Пока Березиха первый пар выпускала да волосы дергала, пока Агарья мрачно в спину на двор толкала, так и не успела поглядеть, чего же там Епифан в руку сунул. Уже под перекладиной разжала кулак — корешок какой-то… И чего с ним делать? Спрятать уж некуда, рубаха к ногам давно скользнула — на правежку, как и надо, нагая шла. Сунула быстро в рот, зубами прикусила — хоть так пока придержу, заодно и поможет, зря голос не вскидывать…
Руки сама раскинула, словно лебедь крылья — только заместо перьев длинных на запястьях вервие мохнатое. Подтянули, узлом на столбах вервие спеленали, Березиха чуть слева встала — только краем глаза ее видать. В руках четья с желтыми камушками — упал камушек, отсчитали хлест, упал второй…
Но пока только пальцами перебирает: кто-то молодших со двора сгоняет.

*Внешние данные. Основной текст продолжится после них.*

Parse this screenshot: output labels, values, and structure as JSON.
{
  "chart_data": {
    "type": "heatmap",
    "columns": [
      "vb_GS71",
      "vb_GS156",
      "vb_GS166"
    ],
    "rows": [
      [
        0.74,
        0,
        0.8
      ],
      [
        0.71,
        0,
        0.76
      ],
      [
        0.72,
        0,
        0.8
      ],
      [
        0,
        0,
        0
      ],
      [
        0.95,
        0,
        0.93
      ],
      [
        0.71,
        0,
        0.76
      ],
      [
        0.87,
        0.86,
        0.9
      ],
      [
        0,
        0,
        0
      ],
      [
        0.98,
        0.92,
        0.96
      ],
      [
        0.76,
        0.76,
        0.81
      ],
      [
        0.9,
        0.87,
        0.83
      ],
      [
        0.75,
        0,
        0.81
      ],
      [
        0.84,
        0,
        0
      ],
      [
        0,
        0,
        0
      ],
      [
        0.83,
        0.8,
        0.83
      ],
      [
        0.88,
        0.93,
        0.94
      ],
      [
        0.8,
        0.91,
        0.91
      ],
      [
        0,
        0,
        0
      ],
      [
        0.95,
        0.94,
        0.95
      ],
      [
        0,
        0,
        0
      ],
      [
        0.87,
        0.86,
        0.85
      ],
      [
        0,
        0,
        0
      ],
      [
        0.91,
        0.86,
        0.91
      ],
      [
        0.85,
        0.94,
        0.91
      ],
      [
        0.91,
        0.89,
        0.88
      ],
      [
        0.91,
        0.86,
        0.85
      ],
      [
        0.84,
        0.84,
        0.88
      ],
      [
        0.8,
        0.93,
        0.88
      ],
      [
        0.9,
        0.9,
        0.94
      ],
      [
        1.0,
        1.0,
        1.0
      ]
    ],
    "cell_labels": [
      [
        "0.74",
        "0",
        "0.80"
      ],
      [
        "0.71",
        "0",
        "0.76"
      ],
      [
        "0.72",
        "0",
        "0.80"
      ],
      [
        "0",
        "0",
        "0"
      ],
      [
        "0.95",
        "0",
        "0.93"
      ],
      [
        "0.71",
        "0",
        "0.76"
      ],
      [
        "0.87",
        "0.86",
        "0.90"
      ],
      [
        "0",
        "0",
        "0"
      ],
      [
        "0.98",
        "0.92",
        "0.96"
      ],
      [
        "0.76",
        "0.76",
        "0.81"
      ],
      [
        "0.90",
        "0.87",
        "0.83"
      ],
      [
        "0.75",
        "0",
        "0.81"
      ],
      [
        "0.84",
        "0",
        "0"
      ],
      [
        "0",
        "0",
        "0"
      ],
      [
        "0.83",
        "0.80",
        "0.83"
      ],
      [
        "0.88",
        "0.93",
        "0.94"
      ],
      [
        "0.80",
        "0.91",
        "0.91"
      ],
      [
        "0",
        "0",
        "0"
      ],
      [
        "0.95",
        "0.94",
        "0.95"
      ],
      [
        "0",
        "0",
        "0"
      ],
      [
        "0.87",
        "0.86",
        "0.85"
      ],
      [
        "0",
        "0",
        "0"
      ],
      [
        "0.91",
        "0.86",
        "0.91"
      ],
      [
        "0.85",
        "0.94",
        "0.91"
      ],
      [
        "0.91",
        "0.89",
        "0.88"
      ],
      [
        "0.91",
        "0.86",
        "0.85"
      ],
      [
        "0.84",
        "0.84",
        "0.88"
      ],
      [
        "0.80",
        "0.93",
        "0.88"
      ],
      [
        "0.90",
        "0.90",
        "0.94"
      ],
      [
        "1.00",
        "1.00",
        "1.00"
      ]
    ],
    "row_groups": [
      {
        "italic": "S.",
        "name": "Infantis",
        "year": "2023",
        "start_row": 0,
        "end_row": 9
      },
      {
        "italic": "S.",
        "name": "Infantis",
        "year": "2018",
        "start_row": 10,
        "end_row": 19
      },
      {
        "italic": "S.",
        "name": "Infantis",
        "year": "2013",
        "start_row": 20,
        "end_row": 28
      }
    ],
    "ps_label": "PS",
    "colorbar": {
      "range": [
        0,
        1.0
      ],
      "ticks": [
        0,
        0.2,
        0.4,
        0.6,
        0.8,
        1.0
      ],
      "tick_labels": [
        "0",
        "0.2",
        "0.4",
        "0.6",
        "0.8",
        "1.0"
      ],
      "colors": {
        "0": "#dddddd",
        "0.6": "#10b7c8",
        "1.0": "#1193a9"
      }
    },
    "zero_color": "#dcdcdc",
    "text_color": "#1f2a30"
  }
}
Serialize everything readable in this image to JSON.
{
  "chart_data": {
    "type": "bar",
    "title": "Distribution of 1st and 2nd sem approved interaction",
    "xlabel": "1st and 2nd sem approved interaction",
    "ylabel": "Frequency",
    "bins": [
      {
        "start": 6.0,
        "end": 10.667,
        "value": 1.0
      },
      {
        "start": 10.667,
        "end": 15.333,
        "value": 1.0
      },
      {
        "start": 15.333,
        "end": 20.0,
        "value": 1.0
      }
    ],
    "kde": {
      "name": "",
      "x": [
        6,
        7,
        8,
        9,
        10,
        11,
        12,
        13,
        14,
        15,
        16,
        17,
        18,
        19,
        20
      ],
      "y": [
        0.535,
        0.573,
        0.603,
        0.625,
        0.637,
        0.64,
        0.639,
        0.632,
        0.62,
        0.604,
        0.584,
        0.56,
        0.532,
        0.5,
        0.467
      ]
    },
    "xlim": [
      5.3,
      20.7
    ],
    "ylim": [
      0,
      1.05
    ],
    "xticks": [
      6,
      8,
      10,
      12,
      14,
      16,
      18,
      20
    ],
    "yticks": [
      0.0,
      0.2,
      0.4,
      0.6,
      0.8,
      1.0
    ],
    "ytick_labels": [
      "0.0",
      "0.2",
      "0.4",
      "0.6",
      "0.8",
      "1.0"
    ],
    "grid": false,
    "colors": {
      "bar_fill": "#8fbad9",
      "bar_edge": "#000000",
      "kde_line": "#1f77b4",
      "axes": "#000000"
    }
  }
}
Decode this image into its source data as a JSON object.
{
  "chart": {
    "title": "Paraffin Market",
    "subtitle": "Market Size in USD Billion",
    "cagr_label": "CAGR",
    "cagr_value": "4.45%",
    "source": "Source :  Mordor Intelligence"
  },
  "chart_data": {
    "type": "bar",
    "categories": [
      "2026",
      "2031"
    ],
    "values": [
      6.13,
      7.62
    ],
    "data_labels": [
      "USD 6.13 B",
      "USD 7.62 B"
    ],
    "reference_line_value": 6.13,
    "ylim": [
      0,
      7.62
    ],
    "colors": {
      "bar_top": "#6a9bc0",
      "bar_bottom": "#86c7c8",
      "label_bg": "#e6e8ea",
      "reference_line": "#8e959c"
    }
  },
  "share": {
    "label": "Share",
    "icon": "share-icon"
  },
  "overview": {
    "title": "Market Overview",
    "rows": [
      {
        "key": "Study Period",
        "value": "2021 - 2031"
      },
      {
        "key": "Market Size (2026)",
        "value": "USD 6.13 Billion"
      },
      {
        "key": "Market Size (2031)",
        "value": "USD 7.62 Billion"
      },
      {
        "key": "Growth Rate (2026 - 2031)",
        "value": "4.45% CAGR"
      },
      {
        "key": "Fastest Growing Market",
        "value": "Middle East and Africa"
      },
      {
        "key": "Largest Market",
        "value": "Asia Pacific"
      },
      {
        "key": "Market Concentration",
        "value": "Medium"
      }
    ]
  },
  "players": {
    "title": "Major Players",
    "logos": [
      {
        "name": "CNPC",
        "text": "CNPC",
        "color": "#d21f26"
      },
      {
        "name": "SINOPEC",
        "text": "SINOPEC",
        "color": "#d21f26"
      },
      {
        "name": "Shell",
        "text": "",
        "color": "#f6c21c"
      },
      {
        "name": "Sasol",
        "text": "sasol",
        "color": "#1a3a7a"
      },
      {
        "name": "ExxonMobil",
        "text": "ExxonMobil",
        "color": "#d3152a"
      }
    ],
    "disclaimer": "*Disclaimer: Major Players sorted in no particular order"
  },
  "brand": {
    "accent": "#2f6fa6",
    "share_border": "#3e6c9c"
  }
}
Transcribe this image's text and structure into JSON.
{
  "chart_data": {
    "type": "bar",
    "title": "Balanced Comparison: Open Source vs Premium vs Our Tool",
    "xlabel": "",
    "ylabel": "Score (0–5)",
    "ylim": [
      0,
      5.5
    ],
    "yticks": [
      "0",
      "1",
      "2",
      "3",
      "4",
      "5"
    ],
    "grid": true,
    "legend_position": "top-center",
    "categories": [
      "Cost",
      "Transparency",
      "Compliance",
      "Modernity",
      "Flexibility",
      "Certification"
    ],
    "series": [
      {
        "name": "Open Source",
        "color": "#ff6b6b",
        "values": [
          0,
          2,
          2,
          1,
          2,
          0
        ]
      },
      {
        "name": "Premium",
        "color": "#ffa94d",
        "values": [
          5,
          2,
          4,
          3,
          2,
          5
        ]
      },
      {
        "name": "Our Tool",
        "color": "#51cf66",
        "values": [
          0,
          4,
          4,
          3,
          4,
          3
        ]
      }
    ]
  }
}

Спасибо хоть на том, матушка Березиха — без лишнего стыда правежка… А то и гляди — умница-Олия, светлица-Олия… а как самую распоследнюю неумеху да ленивицу — на большой правеж поставили! Вот и кричи теперь, умница-светлица. Получай ума в светлый зад… пока еще светлый…
Все… Сейчас начнут… прошелестел кнут по траве, откинула Агарья трехаршинное жало назад, за спину. Почти незаметно напрягла девушка спину, чуть напружинила ноги… сильней корешок в зубах прикусила… Ну, чего мучаешь? Хлестай уж…
Голоса сзади. То ли шум, то ли гнев, то ли просьбы — и знакомые голоса-то! Оглянуться трудно, да и не стала, поняла уже — любава прибежала! Опять с Березихой сцепятся… Не надо, Огнивица… Права Березиха! Да и Брод велел: поправь да поучи!
x x x
Солнце ярко высвечивало квадрат на полу трюма. Сушеная рыбина и хлеб, поданный сверху, были на удивление съедобными — казалось, (если забыть про полон), живи да радуйся! Однако что-то было не так… Ну совсем никак! Хотя это тревожное и непонятное чувство почему-то не мешало, а наоборот помогало Олии в довольно трудном деле: она уже второй день по кусочкам выцарапывала из памяти все, что читала в листах Березихи про этих северных воинов. Несколько текстов всплыли почти сразу — на Старом языке, некоторые слова которого она явственно слышала и в громких разговорах бородачей, сидевших за веслами верхней палубы.
Она могла их прочесть, но не могла уложить в Старый язык слова нового, который обрывками пыталась сейчас понять и запомнить. Было почти просто с именами их богов, которыми викинги клялись на каждом шагу, призывая к себе то милость Одина, то поминая Ясеня, то в свидетели — Тора.
Вот с него и началось — услышав знакомое имя, довольно быстро сложила Тора с Велесом, потому что кто-то вдруг решил уважить своего бога и назвать его полным именем — Торддвелес…
Нет, что то-то стало уж совсем никак. Почти так же тревожно и нехорошо на всем теле, когда Епифан показывал ей, как лютует среди болотной тиши Выгда — мастерица обманок и ласковых огоньков…
Тогда они ходили у болот почитай неделю — суровая школа Епифана по распознанию таких обманок оставила если не шрамы на теле, то память о болотной тине в почти захлебнувшемся рту, то ожоги в сорванных от бега легких, то страшную ломоту в суставах после целой ночи в болотной воде… Зато потом обманки Веселки, пологи Туманницы, разноцветные огоньки Елицы и что там еще встретилось им на пути к Хрону — щелкала как орешки…
Не выдержала пытки неизвестностью. Встала, осторожно поднялась по широкой толстой лестнице к проему в палубе. Там уже снова мерно били воду весла: чаще всего они просто шли под прямым парусом, лишь изредка рассаживаясь и хватаясь за рукоятки весел. А сейчас гребли, споро направляя драконий нос корабля к видневшейся вдали остроконечной скале, над которой курился дымок. Наверное, увидели что-то хорошее — потому как галдели весело, задиристо, а самый главный, который конунг, стоял возле кормчего и тоже весело скалил крепкие зубы посреди почти и не седой вовсе бороды…
Мореход из нее был никакой… Но уж обманки-то не увидеть! Даже второй раз к скале не приглядываясь, замахала рукой:
— Нельзя!
Показала:
— Туда нельзя! Там обманка! Там камни! Там ваша Выгда!